Do NOT use as a substitute for datacore_schema for cheap "is anything queryable" probes. vault_recon is heavier (full page walk + list-item walk, ~2–3s on a 6k-page / 200k-list-item vault, capped at 90s by bridge timeout). Direct invocation via wb_run("vault_recon") may exceed the MCP tool result token limit — prefer reading .data/vault_recon/latest.json written by the collector.
Invocation¶
`wb_run("vault_recon")` # full vault
`wb_run("vault_recon", {"path_prefix": "repos/electricrag/"})` # region focus
`wb_run("vault_recon", {"activity_days": 14})` # tighter activity window
Output structure¶
Key fields and what they answer:
| Field | Question it answers |
|---|---|
object_types |
How many pages/sections/tasks/etc. exist (vault-wide; ignores path_prefix). |
pages_total, pages_walked |
Total in vault vs. walked given filter. |
top_tags |
Top-30 normalized top-level tags (page-level union). |
frontmatter_keys |
Top-30 keys with usage counts. The keys are the alphabet of structure. |
frontmatter_values[key] |
For each key, top 20 values + distinct_count + truncated flag. THIS IS WHERE STATE MACHINES SHOW UP. Look for keys like status, state, phase with discrete value sets that look like an enum. |
high_cardinality_keys |
Keys skipped because their value cardinality > 100 (UUIDs, timestamps). |
tag_tree |
Hierarchical tag tree to depth 3 with counts (page-level). |
type_by_status |
Cross-tab {type: {status: count}}. The Kanban view of any state machine. |
path_by_type |
{path: {type: count}} filtered to paths with ≥2 typed pages. |
recent_activity_by_path |
Depth-2 prefix → count of pages with mtime within activity_days. |
list_item_top_tags |
Top-30 inline-tag families on list-items (excluding #todo*). The user's inline-concept stream. |
list_item_tag_tree |
Same as tag_tree but for list-items. Concept-stream substrate for Tier-2 surfacing. |
list_item_tagged_total |
Count of list-items with at least one non-#todo tag. |
task_statuses, tasks_total |
Task statuses (note: redundant with task_metadata.db; included for completeness). |
Pattern-recognition heuristics¶
Spot a frontmatter state machine¶
Examine frontmatter_values. A state machine looks like:
- A key (commonly status, state, phase) with truncated: false and 3–8 distinct values.

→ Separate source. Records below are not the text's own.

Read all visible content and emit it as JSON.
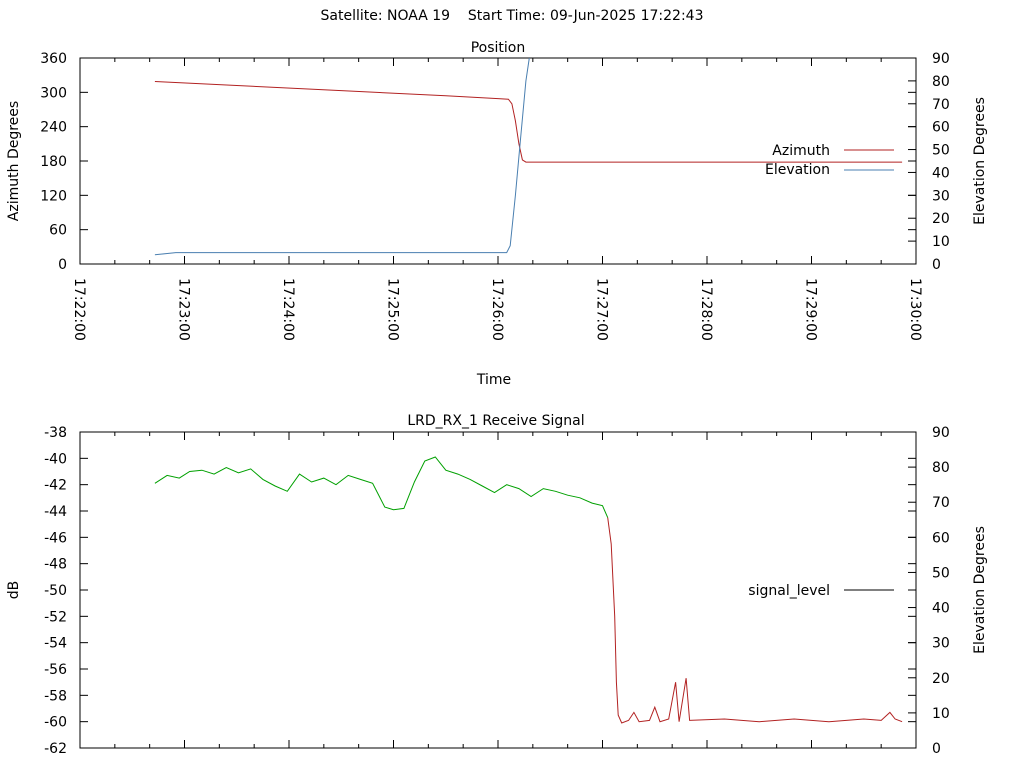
{
  "page": {
    "header": "Satellite: NOAA 19    Start Time: 09-Jun-2025 17:22:43"
  },
  "chart_data": [
    {
      "type": "line",
      "title": "Position",
      "xlabel": "Time",
      "ylabel": "Azimuth Degrees",
      "y2label": "Elevation Degrees",
      "xlim": [
        "17:22:00",
        "17:30:00"
      ],
      "ylim": [
        0,
        360
      ],
      "y2lim": [
        0,
        90
      ],
      "x_ticks": [
        "17:22:00",
        "17:23:00",
        "17:24:00",
        "17:25:00",
        "17:26:00",
        "17:27:00",
        "17:28:00",
        "17:29:00",
        "17:30:00"
      ],
      "y_ticks": [
        "0",
        "60",
        "120",
        "180",
        "240",
        "300",
        "360"
      ],
      "y2_ticks": [
        "0",
        "10",
        "20",
        "30",
        "40",
        "50",
        "60",
        "70",
        "80",
        "90"
      ],
      "legend_position": "right",
      "grid": false,
      "series": [
        {
          "name": "Azimuth",
          "axis": "y",
          "color": "#b22222",
          "points": [
            [
              "17:22:43",
              319
            ],
            [
              "17:23:30",
              312
            ],
            [
              "17:24:30",
              303
            ],
            [
              "17:25:30",
              294
            ],
            [
              "17:26:00",
              289
            ],
            [
              "17:26:06",
              288
            ],
            [
              "17:26:08",
              280
            ],
            [
              "17:26:10",
              250
            ],
            [
              "17:26:12",
              210
            ],
            [
              "17:26:14",
              182
            ],
            [
              "17:26:16",
              178
            ],
            [
              "17:26:30",
              178
            ],
            [
              "17:27:30",
              178
            ],
            [
              "17:28:30",
              178
            ],
            [
              "17:29:30",
              178
            ],
            [
              "17:29:52",
              178
            ]
          ]
        },
        {
          "name": "Elevation",
          "axis": "y2",
          "color": "#4a7fb0",
          "points": [
            [
              "17:22:43",
              4
            ],
            [
              "17:22:55",
              5
            ],
            [
              "17:23:30",
              5
            ],
            [
              "17:24:30",
              5
            ],
            [
              "17:25:30",
              5
            ],
            [
              "17:26:05",
              5
            ],
            [
              "17:26:07",
              8
            ],
            [
              "17:26:10",
              30
            ],
            [
              "17:26:13",
              55
            ],
            [
              "17:26:16",
              80
            ],
            [
              "17:26:18",
              90
            ]
          ]
        }
      ]
    },
    {
      "type": "line",
      "title": "LRD_RX_1 Receive Signal",
      "xlabel": "",
      "ylabel": "dB",
      "y2label": "Elevation Degrees",
      "xlim": [
        "17:22:00",
        "17:30:00"
      ],
      "ylim": [
        -62,
        -38
      ],
      "y2lim": [
        0,
        90
      ],
      "y_ticks": [
        "-62",
        "-60",
        "-58",
        "-56",
        "-54",
        "-52",
        "-50",
        "-48",
        "-46",
        "-44",
        "-42",
        "-40",
        "-38"
      ],
      "y2_ticks": [
        "0",
        "10",
        "20",
        "30",
        "40",
        "50",
        "60",
        "70",
        "80",
        "90"
      ],
      "legend_position": "right",
      "grid": false,
      "series": [
        {
          "name": "signal_level",
          "axis": "y",
          "color_locked": "#00a000",
          "color_unlocked": "#b22222",
          "legend_color": "#000000",
          "points": [
            [
              "17:22:43",
              -41.9
            ],
            [
              "17:22:50",
              -41.3
            ],
            [
              "17:22:57",
              -41.5
            ],
            [
              "17:23:03",
              -41.0
            ],
            [
              "17:23:10",
              -40.9
            ],
            [
              "17:23:17",
              -41.2
            ],
            [
              "17:23:24",
              -40.7
            ],
            [
              "17:23:31",
              -41.1
            ],
            [
              "17:23:38",
              -40.8
            ],
            [
              "17:23:45",
              -41.6
            ],
            [
              "17:23:52",
              -42.1
            ],
            [
              "17:23:59",
              -42.5
            ],
            [
              "17:24:06",
              -41.2
            ],
            [
              "17:24:13",
              -41.8
            ],
            [
              "17:24:20",
              -41.5
            ],
            [
              "17:24:27",
              -42.0
            ],
            [
              "17:24:34",
              -41.3
            ],
            [
              "17:24:41",
              -41.6
            ],
            [
              "17:24:48",
              -41.9
            ],
            [
              "17:24:55",
              -43.7
            ],
            [
              "17:25:00",
              -43.9
            ],
            [
              "17:25:06",
              -43.8
            ],
            [
              "17:25:12",
              -41.8
            ],
            [
              "17:25:18",
              -40.2
            ],
            [
              "17:25:24",
              -39.9
            ],
            [
              "17:25:30",
              -40.9
            ],
            [
              "17:25:37",
              -41.2
            ],
            [
              "17:25:44",
              -41.6
            ],
            [
              "17:25:51",
              -42.1
            ],
            [
              "17:25:58",
              -42.6
            ],
            [
              "17:26:05",
              -42.0
            ],
            [
              "17:26:12",
              -42.3
            ],
            [
              "17:26:19",
              -42.9
            ],
            [
              "17:26:26",
              -42.3
            ],
            [
              "17:26:33",
              -42.5
            ],
            [
              "17:26:40",
              -42.8
            ],
            [
              "17:26:47",
              -43.0
            ],
            [
              "17:26:54",
              -43.4
            ],
            [
              "17:27:00",
              -43.6
            ],
            [
              "17:27:03",
              -44.5
            ],
            [
              "17:27:05",
              -46.5
            ],
            [
              "17:27:07",
              -52.0
            ],
            [
              "17:27:08",
              -57.0
            ],
            [
              "17:27:09",
              -59.5
            ],
            [
              "17:27:11",
              -60.1
            ],
            [
              "17:27:15",
              -59.9
            ],
            [
              "17:27:18",
              -59.3
            ],
            [
              "17:27:21",
              -60.0
            ],
            [
              "17:27:27",
              -59.9
            ],
            [
              "17:27:30",
              -58.9
            ],
            [
              "17:27:33",
              -60.0
            ],
            [
              "17:27:38",
              -59.8
            ],
            [
              "17:27:42",
              -57.0
            ],
            [
              "17:27:44",
              -60.0
            ],
            [
              "17:27:48",
              -56.7
            ],
            [
              "17:27:50",
              -59.9
            ],
            [
              "17:28:10",
              -59.8
            ],
            [
              "17:28:30",
              -60.0
            ],
            [
              "17:28:50",
              -59.8
            ],
            [
              "17:29:10",
              -60.0
            ],
            [
              "17:29:30",
              -59.8
            ],
            [
              "17:29:40",
              -59.9
            ],
            [
              "17:29:45",
              -59.3
            ],
            [
              "17:29:48",
              -59.8
            ],
            [
              "17:29:52",
              -60.0
            ]
          ]
        }
      ]
    }
  ]
}
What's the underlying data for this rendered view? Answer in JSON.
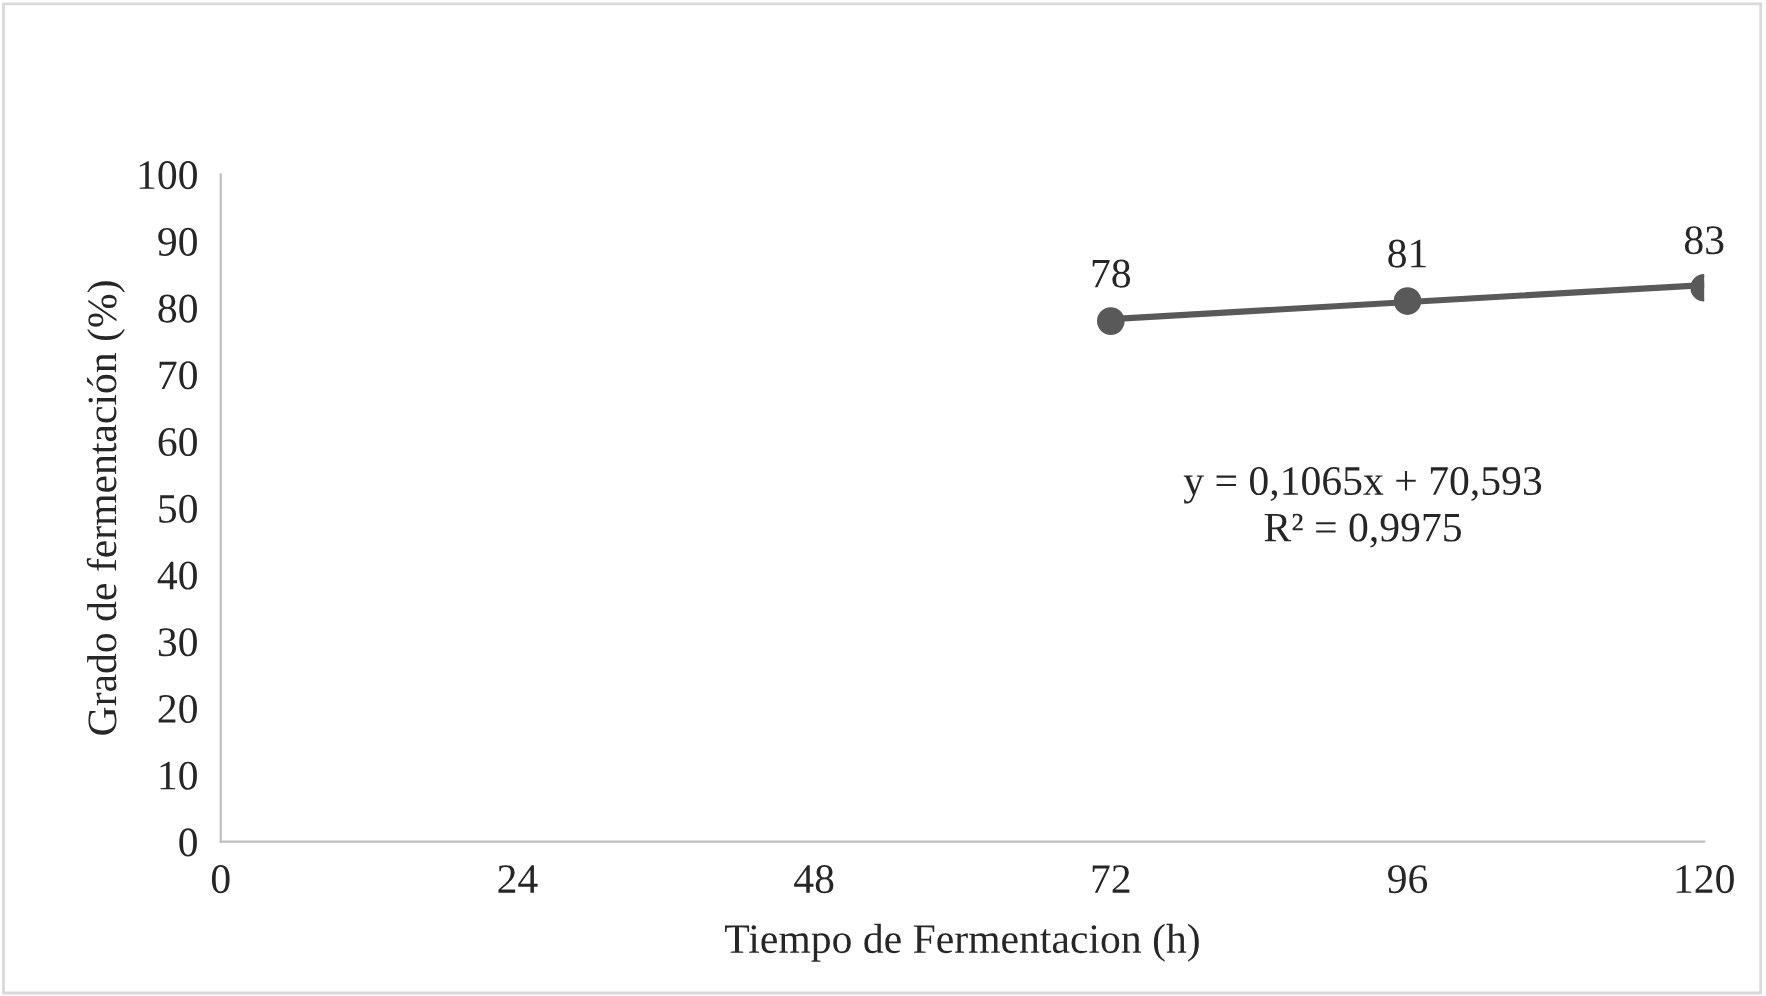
{
  "chart_data": {
    "type": "line",
    "xlabel": "Tiempo de Fermentacion (h)",
    "ylabel": "Grado de fermentación (%)",
    "series": [
      {
        "type": "scatter",
        "color": "#595959",
        "x": [
          72,
          96,
          120
        ],
        "values": [
          78,
          81,
          83
        ],
        "marker": "circle",
        "data_labels": true
      },
      {
        "color": "#595959",
        "x": [
          72,
          120
        ],
        "values": [
          78.3,
          83.4
        ],
        "marker": "none"
      }
    ],
    "annotations": [
      "y = 0,1065x + 70,593\nR² = 0,9975"
    ],
    "xlim": [
      0,
      120
    ],
    "xticks": [
      0,
      24,
      48,
      72,
      96,
      120
    ],
    "ylim": [
      0,
      100
    ],
    "yticks": [
      0,
      10,
      20,
      30,
      40,
      50,
      60,
      70,
      80,
      90,
      100
    ],
    "grid": false,
    "legend": false
  }
}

- Values that look like a workflow: PROPOSED, DESIGNED, COMPLETED or draft, published, archived.
- Often paired with a type key and type_by_status cross-tab showing per-type counts in each status.
If you see one: name it. "You have a hypothesis | experiment | thread state machine with PROPOSED → DESIGNED → COMPLETED transitions, mostly under repos/electricrag/."
Spot a tag family¶
Walk tag_tree (page-level) or list_item_tag_tree (inline). A family looks like a node with multiple children, where the children are themselves substructured. E.g. #mide with children workflow, system, context, meta.
Spot a concept-stream pattern (Tier-2)¶
list_item_top_tags and list_item_tag_tree capture inline-tagged list-items — the user's running thinking log. Patterns to spot:
- A tag prefix appearing 50+ times across list-items = an active concept the user references repeatedly.
- A previously-active tag with low recent count = drift candidate.
- Co-occurrence within the same line = related concepts.
These are NOT in task_metadata.db (only #todo* tasks are) — list-item tags are concept references, not actions.
Spot a path convention¶
Look at path_by_type. If a single path holds multiple pages of one type (e.g. repos/electricrag/kb/research/threads holds 8 pages of type=thread), that's a directory naming convention.
Spot a hot region¶
recent_activity_by_path ranks regions by recent mtime activity. Top 1–2 entries are where the user is working now.
What to do with findings¶
This directions unit is for the reader of recon output, not for the user-facing slash command response.
- If invoked from
/wb-vault-recon: present the most striking 3–5 findings in plain English, no auto-action. - If invoked from the investigation agent (after a delta has triggered escalation): cross-reference with
vault/investigation-directionsfor the proposal protocol.
Do NOT cement anything from a single recon run. Cementing is the user's call (or a follow-up workflow's). This unit only teaches an agent how to see.